Development & Aid, Headlines, Latin America & the Caribbean, Population

HONDURAS-INDIGENOUS: ‘Clay Leaders Matter More than Our Problems’

Thelma Mejia

TEGUCIGALPA, Nov 13 1997 (IPS) - Two indigenous leaders in Honduras, accused of taking part in knocking down a statue of Christopher Columbus last month, turned themselves in with the aim of proving their innocence.

Salvador Zuniga and Candido Martinez, leaders of the Lenca ethnic group, said the toppling of the statue was an act of protest on the Oct. 12 anniversary of the arrival of the Spaniards to the Americas.

After fleeing from justice for three weeks, the two men turned themselves in Wednesday, accompanied by members of the Confederation of Autochthonous Peoples of Honduras (CONPAH).

They also declared a hunger strike to press for their release. Ten members of the Lenca community have begun to fast, and others will join them depending on how the trial proceeds.

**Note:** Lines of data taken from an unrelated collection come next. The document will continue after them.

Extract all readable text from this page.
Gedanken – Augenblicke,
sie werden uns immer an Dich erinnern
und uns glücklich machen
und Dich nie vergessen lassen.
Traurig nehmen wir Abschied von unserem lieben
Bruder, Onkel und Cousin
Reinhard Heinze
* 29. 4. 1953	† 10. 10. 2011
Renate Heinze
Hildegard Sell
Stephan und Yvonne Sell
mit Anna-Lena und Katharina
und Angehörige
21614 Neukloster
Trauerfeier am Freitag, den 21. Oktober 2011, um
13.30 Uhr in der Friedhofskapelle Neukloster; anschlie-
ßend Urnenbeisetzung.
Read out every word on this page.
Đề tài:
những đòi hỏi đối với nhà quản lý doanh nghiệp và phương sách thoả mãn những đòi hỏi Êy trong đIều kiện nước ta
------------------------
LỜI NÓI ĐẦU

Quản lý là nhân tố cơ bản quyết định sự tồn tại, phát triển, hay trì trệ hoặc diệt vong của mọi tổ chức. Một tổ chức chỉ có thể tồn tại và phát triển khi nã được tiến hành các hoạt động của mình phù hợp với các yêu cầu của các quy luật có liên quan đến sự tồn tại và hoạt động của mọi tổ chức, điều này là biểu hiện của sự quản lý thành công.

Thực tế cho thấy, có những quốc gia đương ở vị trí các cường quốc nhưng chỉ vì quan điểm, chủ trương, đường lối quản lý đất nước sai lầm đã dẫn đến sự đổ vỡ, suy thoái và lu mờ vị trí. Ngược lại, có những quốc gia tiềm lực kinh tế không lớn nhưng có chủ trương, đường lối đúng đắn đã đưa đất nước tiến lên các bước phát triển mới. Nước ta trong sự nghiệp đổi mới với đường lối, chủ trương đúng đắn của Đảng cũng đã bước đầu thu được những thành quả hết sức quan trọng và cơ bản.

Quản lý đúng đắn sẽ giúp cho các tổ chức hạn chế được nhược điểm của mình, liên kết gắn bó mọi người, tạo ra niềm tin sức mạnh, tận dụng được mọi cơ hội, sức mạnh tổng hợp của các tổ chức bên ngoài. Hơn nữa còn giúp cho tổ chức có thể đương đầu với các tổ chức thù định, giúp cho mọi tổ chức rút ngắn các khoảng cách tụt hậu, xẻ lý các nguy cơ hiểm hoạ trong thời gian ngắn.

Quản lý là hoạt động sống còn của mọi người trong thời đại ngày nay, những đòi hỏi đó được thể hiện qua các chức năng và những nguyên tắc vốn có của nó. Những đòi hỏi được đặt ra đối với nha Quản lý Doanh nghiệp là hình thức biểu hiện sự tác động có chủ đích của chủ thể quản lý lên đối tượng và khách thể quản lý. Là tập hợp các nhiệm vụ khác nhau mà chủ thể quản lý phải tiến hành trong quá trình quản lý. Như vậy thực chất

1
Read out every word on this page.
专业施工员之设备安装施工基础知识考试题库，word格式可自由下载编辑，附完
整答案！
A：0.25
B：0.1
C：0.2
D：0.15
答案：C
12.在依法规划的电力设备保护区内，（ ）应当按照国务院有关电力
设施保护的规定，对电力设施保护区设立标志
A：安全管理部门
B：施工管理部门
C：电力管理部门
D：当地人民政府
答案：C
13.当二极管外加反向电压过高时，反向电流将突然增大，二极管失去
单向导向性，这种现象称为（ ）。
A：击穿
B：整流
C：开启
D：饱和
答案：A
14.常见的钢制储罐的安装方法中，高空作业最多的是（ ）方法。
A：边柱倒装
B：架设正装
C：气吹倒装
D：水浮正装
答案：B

Salvador Zuniga, with the Coordinating Committee of Indigenous Peoples of the West (COPIN), under the CONPAH umbrella, said “we have come to turn ourselves in to demonstrate that we are not criminals. But we want justice because it is inconceivable that we could be put in prison for knocking down a plaster statue.

“It would seem that in this country clay leaders matter more than the real problems faced by indigenous people,” he asserted. “If there is justice, we will be released, but we are not sorry for the act of dignity carried out on Oct. 12.”

On that date, some 150 Lencas knocked down the statue of Columbus, located at the entry to Tegucigalpa. Several protesters spilled blood on the statue from syringes used to draw their own blood.

The monument was sculpted 81 years ago, and there are reportedly only three replicas in the world.

The act drew criticism from many sectors. Honduran President Carlos Reina said only “irrational” people would do such a thing.

The ‘Fiscalia de las Etnias’ (bureau of indigenous affairs), also in charge of defending the country’s cultural heritage, has filed charges against Zuniga and Martinez, who it accuses of inciting the act.

According to Judge Dagoberto Aspra, who is presiding over the case, the act of vandalism is punishable by six years in prison. “They had better look for a good lawyer,” he warned.

Aspra said the law must begin to be respected in Honduras. “We cannot confuse things like the indigenous protesters want to do, alleging that what they did was an act of dignity, when they had no right to destroy an object of national heritage.”

The head of the ‘Fiscalia de las Etnias’, Eduardo Villanueva, told IPS that the case was made more complex because the protesters refused to admit that they had broken the law. “I commit myself to their having a fair trial, but not to twisting the law in favour of anyone.”

The indigenous people are demanding that Villanueva be removed, arguing that he does not defend their interests.

The protesters say the incident arose from a “world view” which differs from that of other sectors of society. CONPAH’s Marcos Gutierrez maintained that “according to the world view of our ancestors, what we did was just and legal. But since others preside over society, our acts are crimes. That is not justice.”

The indigenous movement in Honduras began to win increasingly widespread support three years ago. But incidents like the occupation of the Costa Rican Embassy in Tegucigalpa earlier this year and the destruction of the Columbus statue have damaged their credibility and rolled back progress made in negotiating with the government.

Julieta Castellanos, a sociologist with the National Autonomous University of Honduras, said the demands of the indigenous people had been gaining support, but “at some point they got lost, and began to fall into a kind of fundamentalism which is dangerous to society.”

Roughly 500,000 indigenous people live in northern, central, southern and northeastern Honduras – a Central American country of five million people – in often appalling poverty and neglect, awaiting concrete responses to their ageold demands, which for the first time in history began to be heard and partially resolved by the current government.

Their demands, however, according to President Reina, “went beyond what is rational. I cannot resolve at one stroke debts that have accumulated over centuries. But they do not want to understand that.”

Reina, a staunch defender of indigenous causes, refused to engage in direct negotiations when protesters accused his government of repressing native peoples, and peaceful protests gave way to the occupation of embassies and the destruction of property.